«Les Oasis (Touat, Gourara, Tidikelt), connues sous le nom général de Touat, groupent quelque trois cents Ksours, le long de la vallée de la Saoura, sur une longueur de 600 Km environ. Il s’agit d’une route naturelle de palmiers qui s’amorce à Figuig et aboutit vers Aïn Salah», précise Mohammed Maâzouzi dans son ouvrage «L’Algérie et les étapes successives de l’amputation du territoire marocain».
Les liens entre le Maroc et l’archipel touatien sont en effet séculaires et multiples, que ce soit sur les plans spirituel, économique, politique, juridique ou administratif, depuis le serment de fidélité au sultan, Commandeur des Croyants dont le nom est prononcé lors du prône du vendredi; l’utilisation d’une monnaie commune comme symbole par excellence d’unité (le dirham, appelé sultanien); la promulgation de dahirs (décrets royaux) nommant par exemple gouverneurs et magistrats, en plus d’autres interactions entre l’État central et les populations…

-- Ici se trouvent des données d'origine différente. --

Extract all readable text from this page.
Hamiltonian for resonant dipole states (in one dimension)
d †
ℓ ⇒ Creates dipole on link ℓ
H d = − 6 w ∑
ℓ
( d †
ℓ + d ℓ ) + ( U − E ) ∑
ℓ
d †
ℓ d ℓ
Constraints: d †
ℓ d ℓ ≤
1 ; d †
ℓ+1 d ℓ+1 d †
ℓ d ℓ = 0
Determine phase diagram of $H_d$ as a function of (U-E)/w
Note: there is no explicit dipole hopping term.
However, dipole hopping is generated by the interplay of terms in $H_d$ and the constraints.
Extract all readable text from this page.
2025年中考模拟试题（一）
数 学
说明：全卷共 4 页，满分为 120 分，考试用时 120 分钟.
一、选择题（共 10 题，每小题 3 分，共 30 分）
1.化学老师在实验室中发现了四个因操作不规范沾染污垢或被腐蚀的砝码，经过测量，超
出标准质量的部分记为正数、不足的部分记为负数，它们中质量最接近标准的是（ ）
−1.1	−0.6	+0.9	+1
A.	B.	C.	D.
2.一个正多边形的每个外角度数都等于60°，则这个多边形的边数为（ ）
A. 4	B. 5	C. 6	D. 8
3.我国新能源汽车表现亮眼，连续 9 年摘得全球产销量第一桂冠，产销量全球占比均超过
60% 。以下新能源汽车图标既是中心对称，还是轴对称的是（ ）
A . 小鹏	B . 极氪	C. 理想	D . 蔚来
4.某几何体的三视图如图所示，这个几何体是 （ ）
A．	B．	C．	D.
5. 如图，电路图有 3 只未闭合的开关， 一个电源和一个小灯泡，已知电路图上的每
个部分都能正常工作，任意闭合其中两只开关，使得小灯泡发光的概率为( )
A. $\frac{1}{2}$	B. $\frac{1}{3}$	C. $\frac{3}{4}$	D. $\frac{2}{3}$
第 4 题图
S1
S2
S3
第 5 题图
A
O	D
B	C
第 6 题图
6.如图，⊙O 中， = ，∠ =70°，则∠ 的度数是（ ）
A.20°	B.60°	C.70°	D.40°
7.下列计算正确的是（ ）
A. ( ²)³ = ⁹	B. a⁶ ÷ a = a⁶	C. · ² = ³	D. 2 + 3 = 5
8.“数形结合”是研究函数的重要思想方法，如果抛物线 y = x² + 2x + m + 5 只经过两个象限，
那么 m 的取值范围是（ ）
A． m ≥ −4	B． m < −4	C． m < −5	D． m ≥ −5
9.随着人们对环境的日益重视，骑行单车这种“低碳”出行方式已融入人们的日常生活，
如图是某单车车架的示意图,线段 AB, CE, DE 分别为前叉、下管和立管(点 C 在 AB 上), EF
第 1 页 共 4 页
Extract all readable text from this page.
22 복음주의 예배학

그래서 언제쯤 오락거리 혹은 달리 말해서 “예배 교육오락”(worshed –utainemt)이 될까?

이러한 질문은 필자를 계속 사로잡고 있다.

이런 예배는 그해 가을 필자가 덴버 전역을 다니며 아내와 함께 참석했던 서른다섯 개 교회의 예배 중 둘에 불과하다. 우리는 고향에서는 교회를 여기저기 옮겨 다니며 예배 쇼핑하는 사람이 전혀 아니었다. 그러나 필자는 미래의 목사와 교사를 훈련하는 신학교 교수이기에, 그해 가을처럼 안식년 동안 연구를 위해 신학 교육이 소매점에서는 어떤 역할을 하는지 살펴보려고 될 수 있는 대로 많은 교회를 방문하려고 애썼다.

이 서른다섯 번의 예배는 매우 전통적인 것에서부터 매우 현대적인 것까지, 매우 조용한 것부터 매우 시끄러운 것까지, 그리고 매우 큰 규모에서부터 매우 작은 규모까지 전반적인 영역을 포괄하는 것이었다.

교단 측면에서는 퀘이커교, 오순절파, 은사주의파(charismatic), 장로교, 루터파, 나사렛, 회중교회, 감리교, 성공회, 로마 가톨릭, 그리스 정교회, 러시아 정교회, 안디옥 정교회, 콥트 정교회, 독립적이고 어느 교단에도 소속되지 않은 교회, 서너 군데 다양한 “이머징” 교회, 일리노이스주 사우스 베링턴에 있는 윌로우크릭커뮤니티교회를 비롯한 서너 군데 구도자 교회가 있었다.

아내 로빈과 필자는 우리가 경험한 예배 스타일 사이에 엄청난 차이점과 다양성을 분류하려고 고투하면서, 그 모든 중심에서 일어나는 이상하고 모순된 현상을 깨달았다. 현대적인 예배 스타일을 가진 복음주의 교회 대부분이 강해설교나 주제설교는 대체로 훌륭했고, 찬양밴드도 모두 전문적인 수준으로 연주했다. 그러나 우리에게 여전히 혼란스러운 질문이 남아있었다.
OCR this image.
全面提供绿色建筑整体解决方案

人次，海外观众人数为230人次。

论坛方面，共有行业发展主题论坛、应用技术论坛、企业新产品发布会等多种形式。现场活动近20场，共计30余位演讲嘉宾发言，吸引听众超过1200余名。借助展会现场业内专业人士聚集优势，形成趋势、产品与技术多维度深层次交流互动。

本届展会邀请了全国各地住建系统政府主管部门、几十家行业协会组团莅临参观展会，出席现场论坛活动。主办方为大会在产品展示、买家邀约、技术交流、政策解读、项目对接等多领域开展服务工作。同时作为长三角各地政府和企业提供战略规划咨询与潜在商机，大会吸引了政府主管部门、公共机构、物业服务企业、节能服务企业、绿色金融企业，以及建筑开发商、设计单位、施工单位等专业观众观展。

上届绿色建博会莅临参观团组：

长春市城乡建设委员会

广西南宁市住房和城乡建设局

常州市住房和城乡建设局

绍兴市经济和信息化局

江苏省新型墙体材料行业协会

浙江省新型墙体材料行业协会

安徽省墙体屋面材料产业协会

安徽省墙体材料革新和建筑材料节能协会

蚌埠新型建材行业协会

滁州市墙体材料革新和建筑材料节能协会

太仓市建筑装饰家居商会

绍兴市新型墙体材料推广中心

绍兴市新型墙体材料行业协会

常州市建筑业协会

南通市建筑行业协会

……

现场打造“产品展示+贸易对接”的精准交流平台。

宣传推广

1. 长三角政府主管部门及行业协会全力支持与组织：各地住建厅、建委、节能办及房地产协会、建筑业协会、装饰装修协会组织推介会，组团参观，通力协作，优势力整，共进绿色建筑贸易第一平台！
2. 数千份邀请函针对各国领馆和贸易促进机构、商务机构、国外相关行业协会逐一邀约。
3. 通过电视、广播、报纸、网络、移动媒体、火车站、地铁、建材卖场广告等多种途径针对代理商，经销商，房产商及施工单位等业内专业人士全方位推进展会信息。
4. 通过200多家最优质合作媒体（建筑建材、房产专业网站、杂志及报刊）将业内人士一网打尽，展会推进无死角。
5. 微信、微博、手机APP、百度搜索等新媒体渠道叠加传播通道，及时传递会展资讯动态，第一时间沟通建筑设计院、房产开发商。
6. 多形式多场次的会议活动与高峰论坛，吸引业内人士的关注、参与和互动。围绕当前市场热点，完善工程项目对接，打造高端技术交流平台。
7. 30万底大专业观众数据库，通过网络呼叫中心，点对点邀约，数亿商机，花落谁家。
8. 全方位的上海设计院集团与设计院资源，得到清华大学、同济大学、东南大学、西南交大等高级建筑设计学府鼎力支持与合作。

Dans une note à son gouvernement datée du 4 février 1924, le Résident général de France au Maroc, le Maréchal Hubert Lyautey, spécifiait qu’avant le Protectorat «l’Empire chérifien étendait nettement son influence au sud de l’Algérie, et il coupait celle-ci du Sahara proprement dit: les Oasis sahariennes du Touat, du Gourara et du Tidikelt relevaient depuis plusieurs siècles du Sultan du Maroc.»
Lors des événements décisifs qui nous intéressent ici, l’autorité du Maroc était donc indéniablement établie.
Alors que les Touatiens venaient d’envoyer à Fès, en 1886-87, une députation alarmée par les manœuvres françaises dans la région, Moulay Hassan 1er nommait comme gouverneurs, en mars 1891, le Caïd Lahmid ben Lahcen Delimi au commandement des oasis du Touat et de la vallée de la Saoura réunies puis, en janvier 1892, le Caïd Ba-Hassoun, à la tête des ksours du Timmi.
Deux ans après sa proclamation, soit en 1896, le fils et successeur, Moulay Abdelaziz, désignait à son tour Hajj Ahmed ben Rezzouq al-Boukhari comme Caïd à Timimoun, révoqué très peu de temps après et remplacé à la tête des Sefiane par Mohamed ben Ammour Marrakechi (auparavant caïd à Figuig) et Driss Ben el-Kouri Cherradi (ancien caïd du Tafilalet) à la tête des Ihamed.
Le contexte général est, rappelons-le, celui des visées françaises sur les grandes oasis sahariennes du Touat.
«La France tenait le Sahara par le Nord et par le Sud, écrit Saïd Sayagh, mais elle hésitait toujours à étendre sa conquête au Touat. En réalité, elle allait vers ce but en lui tournant le dos, la crainte de brusquer la question marocaine lui imposant la prudence.»
De son côté, Daniel Eustache rappelle l’intérêt majeur de cette région due à «sa position géographique et ses relations littorales et transsahariennes avec la Méditerranée, l’Algérie et le Sénégal ; en même temps, s’affirmait nettement la volonté de la France d’édifier un «domaine ininterrompu» entre ses deux possessions africaines».
Les appels en ce sens au gouvernement français étaient actifs dès 1880, émanant du parti colonial soutenu par le Comité du Maroc mais rencontrant à la fois l’opposition des puissances européennes et «la détermination du Maroc de faire reconnaître son autorité sur ses territoires».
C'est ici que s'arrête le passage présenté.